Professor and long-time political observer Nate Marshall said it’s still too early to handicap the campaign.
“Polls are kind of deceptive at this point,” he said. “It’s a wide open race.”
A Chicago Tribune breakdown of voting in the wards shows that Lighfoot did well in the high turnout areas on the Near North Side, while Preckwinkle’s bastion of support is mainly in the wards surrounding South Shore. Willie Wilson garnered most of the support in traditionally black wards on the south and west sides.
“I suspect that Toni’s going to have a natural advantage there because she has name recognition, people sort of know her, most of the black wards she didn’t win she finished second in, so you would have to guess that that map favors her,” Marshall said.
Marshall said Lightfoot could run up big numbers in Lakeview and the surrounding communities on April 2.
“If I were running her campaign, I would worry less about currying favor in black wards where she ran third, fourth or fifth, and I would worry about actually sort of trying to double down in those places where she kind of won,” Marshall said.

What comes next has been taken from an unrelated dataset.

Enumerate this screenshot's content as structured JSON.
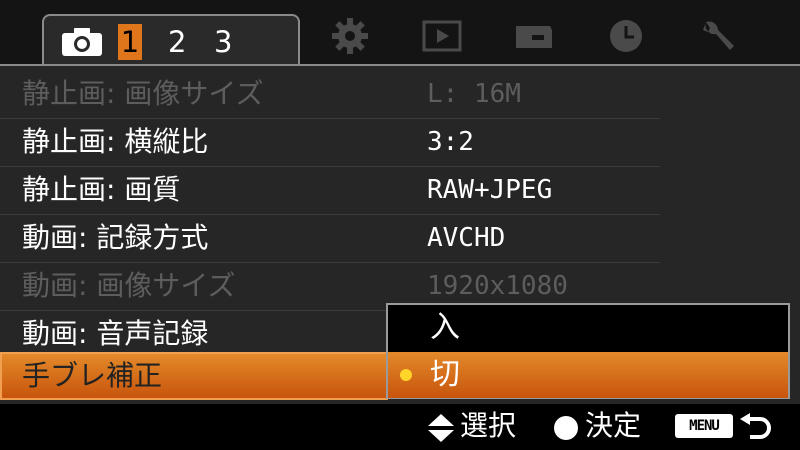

Marshall added whichever way the working-class white wards on the Southwest and Northwest sides swing, could determine who replaces Rahm Emanuel on the 5th floor of city hall.
Lightfoot's supporters are very happy with the new poll, while Preckwinkle’s voters are dismissing it.
The candidates will have their first televised debate of the run-off race on Thursday. Until then they’re focusing on expanding their circles of support.
Tuesday Preckwinkle announced a listening tour. She’ll be holding “Talk with Toni” roundtable discussions in various neighborhoods.
In the meantime, Lightfoot is beefing up her field operations working to get her supporters to the polls.